Die Schallkeulenbreite der Ultraschallsensoren lässt sich vor Ort in Abhängigkeit von Behälteröffnung und Füllmedium anpassen.
(Bild: Baumer)

Ultraschallsensoren werden häufig in der Verpackungsindustrie, dem Anlagen- sowie dem Maschinenbau eingesetzt – zum Beispiel überall dort, wo Füllstände von flüssigen Medien oder Schüttgütern in Tanks oder Kisten gemessen werden sollen. Doch nicht jeder Sensor erfüllt die hohen Anforderungen. Manche Sensoren lassen sich nur umständlich einstellen und nicht auf unterschiedliche Medien und Prozesse anpassen.

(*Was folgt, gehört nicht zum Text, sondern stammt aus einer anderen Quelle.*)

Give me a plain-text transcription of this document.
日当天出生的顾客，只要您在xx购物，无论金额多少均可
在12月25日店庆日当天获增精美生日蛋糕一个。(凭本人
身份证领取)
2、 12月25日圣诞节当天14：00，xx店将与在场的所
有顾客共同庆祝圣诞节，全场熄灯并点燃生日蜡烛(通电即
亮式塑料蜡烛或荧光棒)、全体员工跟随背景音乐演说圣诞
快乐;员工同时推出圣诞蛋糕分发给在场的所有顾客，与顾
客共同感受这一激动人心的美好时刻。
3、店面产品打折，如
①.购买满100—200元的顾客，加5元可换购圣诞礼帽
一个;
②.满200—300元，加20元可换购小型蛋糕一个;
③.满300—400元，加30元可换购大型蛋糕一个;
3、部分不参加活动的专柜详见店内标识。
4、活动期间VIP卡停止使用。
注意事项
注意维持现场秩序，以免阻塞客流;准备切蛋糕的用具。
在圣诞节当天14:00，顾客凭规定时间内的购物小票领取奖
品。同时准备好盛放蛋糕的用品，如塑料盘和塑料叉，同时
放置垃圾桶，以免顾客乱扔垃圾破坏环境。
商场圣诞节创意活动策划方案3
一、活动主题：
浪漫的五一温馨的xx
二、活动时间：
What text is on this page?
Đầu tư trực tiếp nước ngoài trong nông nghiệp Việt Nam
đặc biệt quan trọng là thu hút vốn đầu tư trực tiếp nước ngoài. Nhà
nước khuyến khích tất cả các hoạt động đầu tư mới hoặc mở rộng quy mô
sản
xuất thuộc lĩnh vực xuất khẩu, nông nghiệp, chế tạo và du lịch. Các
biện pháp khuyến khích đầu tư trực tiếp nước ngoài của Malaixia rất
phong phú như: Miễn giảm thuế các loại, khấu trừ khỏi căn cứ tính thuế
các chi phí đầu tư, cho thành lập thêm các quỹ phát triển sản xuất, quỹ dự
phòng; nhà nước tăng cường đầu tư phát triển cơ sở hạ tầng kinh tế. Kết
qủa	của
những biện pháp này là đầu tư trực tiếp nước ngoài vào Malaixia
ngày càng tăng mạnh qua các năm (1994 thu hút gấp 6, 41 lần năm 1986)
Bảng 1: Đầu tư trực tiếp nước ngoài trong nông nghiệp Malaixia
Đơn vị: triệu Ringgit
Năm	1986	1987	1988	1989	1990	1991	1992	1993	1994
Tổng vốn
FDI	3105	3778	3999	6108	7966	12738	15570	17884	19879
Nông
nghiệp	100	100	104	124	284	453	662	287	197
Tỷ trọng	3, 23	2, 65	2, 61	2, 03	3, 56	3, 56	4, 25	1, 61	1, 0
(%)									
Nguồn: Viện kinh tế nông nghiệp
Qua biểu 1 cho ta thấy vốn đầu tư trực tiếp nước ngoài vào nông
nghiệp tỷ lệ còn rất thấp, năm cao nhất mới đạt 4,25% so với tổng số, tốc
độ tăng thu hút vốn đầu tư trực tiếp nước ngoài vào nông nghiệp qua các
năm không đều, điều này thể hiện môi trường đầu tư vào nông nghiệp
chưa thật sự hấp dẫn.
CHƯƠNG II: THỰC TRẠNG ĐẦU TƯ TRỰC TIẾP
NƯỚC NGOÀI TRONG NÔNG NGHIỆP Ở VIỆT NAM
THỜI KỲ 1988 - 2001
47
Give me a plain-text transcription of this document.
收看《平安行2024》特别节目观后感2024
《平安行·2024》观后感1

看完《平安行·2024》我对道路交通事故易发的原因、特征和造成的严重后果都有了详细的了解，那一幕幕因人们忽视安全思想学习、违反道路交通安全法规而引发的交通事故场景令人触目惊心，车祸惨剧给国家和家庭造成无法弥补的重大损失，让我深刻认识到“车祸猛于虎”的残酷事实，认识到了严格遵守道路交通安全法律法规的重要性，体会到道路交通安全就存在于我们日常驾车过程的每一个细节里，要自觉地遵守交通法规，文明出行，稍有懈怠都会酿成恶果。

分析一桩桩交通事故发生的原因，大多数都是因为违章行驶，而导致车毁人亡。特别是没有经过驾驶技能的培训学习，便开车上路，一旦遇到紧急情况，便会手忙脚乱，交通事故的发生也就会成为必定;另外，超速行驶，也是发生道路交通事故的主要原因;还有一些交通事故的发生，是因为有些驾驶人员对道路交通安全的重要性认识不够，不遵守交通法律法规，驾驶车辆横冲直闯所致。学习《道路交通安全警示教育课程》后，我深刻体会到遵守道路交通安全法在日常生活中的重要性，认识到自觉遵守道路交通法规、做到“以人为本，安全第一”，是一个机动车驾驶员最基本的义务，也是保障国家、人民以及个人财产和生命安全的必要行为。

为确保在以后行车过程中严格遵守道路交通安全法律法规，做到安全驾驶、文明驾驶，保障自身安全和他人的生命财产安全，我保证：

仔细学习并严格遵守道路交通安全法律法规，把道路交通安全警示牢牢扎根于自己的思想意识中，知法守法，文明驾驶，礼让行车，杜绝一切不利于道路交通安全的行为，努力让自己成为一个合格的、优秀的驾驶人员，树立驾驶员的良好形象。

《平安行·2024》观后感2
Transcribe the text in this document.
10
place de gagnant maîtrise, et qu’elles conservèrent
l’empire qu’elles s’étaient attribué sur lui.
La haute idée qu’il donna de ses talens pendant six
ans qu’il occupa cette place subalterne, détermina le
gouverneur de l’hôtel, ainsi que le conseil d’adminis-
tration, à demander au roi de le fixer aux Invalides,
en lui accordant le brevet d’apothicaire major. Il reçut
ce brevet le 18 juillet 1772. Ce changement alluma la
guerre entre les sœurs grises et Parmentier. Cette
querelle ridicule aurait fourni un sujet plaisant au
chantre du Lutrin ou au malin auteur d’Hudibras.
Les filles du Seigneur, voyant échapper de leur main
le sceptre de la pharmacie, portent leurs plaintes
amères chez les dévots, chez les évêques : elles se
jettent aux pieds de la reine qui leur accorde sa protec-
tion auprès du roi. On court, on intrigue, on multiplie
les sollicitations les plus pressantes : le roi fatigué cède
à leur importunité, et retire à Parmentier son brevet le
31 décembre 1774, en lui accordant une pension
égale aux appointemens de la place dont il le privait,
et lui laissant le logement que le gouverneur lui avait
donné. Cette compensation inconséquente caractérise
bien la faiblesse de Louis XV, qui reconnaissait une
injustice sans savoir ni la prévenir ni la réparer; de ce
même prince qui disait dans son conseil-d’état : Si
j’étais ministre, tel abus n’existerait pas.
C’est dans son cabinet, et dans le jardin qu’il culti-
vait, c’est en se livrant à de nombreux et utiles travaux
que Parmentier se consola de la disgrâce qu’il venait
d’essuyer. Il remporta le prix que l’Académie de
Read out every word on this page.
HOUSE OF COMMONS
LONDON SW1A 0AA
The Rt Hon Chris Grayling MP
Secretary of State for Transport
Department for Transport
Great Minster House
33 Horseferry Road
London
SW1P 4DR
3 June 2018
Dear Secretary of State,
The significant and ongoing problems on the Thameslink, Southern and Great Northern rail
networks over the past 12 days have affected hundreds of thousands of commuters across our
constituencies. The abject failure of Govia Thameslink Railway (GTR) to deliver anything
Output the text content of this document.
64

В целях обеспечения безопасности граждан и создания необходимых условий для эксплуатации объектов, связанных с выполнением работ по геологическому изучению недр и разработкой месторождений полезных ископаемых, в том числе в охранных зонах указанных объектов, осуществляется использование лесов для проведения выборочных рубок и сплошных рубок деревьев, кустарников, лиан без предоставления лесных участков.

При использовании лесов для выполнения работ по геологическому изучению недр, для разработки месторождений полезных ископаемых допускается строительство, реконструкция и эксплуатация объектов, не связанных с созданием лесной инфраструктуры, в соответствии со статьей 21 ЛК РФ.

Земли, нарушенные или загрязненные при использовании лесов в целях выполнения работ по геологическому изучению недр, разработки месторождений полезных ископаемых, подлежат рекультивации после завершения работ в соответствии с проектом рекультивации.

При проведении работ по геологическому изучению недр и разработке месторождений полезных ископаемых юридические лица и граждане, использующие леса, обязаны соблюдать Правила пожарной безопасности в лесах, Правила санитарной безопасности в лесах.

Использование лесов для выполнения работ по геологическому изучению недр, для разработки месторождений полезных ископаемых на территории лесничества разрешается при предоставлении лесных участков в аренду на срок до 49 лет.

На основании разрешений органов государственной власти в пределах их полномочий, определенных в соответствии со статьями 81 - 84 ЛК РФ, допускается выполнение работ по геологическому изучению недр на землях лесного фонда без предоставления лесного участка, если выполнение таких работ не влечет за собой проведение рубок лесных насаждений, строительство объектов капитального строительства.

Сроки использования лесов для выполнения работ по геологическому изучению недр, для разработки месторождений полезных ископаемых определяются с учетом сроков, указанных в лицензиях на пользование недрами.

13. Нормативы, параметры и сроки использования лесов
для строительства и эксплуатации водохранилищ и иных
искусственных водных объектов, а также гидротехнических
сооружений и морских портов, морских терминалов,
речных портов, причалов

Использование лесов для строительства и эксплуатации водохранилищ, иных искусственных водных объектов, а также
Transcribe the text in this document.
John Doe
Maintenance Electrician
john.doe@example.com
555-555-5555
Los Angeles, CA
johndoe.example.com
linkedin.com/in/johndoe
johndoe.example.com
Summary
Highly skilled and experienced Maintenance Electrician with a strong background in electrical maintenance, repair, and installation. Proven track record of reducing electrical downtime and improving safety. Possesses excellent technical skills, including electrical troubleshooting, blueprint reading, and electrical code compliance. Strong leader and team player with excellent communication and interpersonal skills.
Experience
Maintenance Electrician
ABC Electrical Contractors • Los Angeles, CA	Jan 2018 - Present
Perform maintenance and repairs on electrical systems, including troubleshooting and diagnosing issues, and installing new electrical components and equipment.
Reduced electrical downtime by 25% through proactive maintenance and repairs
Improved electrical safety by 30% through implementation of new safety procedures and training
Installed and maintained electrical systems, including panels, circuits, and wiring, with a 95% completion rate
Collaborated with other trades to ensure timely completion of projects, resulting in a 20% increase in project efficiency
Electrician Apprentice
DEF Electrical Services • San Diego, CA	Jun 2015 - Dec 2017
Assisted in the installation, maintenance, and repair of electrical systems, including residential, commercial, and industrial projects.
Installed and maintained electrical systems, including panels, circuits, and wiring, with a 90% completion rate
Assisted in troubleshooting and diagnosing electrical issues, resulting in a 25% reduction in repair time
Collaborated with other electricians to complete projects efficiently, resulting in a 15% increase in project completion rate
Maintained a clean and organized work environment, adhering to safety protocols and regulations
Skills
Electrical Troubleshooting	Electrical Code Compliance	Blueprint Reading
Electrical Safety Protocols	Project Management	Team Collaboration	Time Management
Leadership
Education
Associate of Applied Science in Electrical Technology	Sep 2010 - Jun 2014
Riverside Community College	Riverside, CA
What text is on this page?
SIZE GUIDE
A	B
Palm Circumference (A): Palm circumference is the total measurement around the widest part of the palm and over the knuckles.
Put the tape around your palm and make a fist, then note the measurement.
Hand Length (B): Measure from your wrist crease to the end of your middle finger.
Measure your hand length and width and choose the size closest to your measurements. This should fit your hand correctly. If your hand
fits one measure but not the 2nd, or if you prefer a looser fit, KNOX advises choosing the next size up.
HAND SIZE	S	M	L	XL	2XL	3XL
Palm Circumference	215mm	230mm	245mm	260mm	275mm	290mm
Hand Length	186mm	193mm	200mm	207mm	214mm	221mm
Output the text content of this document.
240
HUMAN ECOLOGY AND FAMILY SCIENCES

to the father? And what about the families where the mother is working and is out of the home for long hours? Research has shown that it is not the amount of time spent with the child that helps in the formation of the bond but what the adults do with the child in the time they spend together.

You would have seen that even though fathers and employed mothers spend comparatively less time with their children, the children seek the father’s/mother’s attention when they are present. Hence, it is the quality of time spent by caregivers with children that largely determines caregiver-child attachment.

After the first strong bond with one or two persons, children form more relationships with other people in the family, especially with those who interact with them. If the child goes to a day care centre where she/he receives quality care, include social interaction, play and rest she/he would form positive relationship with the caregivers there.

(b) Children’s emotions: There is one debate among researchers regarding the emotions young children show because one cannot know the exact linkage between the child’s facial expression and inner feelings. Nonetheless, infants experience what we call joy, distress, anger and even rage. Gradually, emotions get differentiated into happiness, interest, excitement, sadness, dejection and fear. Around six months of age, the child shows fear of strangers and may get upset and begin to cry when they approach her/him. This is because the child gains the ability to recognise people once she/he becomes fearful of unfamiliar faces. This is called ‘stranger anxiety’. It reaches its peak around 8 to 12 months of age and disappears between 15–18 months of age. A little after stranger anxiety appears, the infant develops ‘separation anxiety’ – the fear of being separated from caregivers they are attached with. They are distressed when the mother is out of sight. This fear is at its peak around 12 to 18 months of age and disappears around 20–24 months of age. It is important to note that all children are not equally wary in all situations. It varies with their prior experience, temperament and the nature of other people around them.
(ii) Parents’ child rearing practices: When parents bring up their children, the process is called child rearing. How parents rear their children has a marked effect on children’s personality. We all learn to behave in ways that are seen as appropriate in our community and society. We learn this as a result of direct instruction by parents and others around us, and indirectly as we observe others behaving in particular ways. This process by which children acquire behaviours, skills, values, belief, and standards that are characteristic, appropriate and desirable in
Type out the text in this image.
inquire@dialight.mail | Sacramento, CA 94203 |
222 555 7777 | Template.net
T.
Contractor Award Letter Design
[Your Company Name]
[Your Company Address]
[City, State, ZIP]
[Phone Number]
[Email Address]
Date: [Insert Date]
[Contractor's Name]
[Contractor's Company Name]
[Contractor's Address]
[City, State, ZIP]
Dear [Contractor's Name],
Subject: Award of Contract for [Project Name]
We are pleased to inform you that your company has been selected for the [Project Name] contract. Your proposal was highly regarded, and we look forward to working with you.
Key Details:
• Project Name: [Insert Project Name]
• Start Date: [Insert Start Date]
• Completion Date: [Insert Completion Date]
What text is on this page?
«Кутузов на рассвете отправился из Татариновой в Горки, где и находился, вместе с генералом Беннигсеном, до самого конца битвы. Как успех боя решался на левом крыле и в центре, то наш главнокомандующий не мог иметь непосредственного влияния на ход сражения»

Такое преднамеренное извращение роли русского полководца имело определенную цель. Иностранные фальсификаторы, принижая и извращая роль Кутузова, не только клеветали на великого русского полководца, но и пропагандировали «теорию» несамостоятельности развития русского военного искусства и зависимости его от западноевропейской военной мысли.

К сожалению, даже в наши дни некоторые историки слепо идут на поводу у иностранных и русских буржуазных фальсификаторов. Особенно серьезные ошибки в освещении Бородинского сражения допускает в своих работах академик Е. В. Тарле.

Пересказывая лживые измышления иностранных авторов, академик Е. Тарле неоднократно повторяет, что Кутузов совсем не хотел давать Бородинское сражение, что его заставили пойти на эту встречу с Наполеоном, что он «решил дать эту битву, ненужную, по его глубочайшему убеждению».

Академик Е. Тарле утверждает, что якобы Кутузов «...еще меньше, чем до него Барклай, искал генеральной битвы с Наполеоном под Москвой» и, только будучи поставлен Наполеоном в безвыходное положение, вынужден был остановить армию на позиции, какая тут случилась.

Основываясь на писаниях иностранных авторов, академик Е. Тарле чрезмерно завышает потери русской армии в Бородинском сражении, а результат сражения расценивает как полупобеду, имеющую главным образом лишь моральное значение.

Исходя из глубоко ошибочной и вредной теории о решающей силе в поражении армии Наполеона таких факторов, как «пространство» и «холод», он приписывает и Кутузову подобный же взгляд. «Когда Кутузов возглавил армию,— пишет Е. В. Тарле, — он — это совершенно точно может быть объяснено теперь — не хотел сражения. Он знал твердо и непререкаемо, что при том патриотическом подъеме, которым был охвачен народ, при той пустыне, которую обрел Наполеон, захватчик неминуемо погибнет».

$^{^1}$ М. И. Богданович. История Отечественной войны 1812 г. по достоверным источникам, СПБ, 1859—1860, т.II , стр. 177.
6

Neben der zuverlässigen Erfassung des Objekts ist eine wesentliche Anforderung die mechanische und chemische Robustheit des Sensors: Wo mit aggressiven Chemikalien gearbeitet wird, muss ein Sensor über mehrere Jahre diesen Belastungen standhalten. Die neuen Ultraschallsensoren UR18 (M18-Rundgehäuse) von Baumer sind gezielt für diese Beanspruchungen designt. Wo das Sensorelement herkömmlicher Ultraschallsensoren bei erhöhten mechanischen wie chemikalischen Einflüssen Schaden nimmt, punktet die neue Ultraschallserie UR18 von Baumer mit ihrem widerstandsfähigen Sensorelement. Das Sensorelement ist hermetisch abgedichtet und hält den meisten organischen und anorganischen Chemikalien, wie aggressiven Reinigungsmitteln stand. Ausserdem hält die UR18-Serie die höchsten mechanischen Belastungen aus. Der Sensor erfüllt die Schutzart IP69K, dessen Testbedingungen erfordern, dass selbst heisse Flüssigkeiten mit einen Druck von 40 bar nicht ins Sensorgehäuse eindringen oder das Sensorelement beschädigen. Mit der Kombination aus einem extrem robusten Sensorelement, flexibler Parametrierung und der Funktionsvielfalt in einem Standardsensor ist die neue Serie einzigartig in seiner Klasse.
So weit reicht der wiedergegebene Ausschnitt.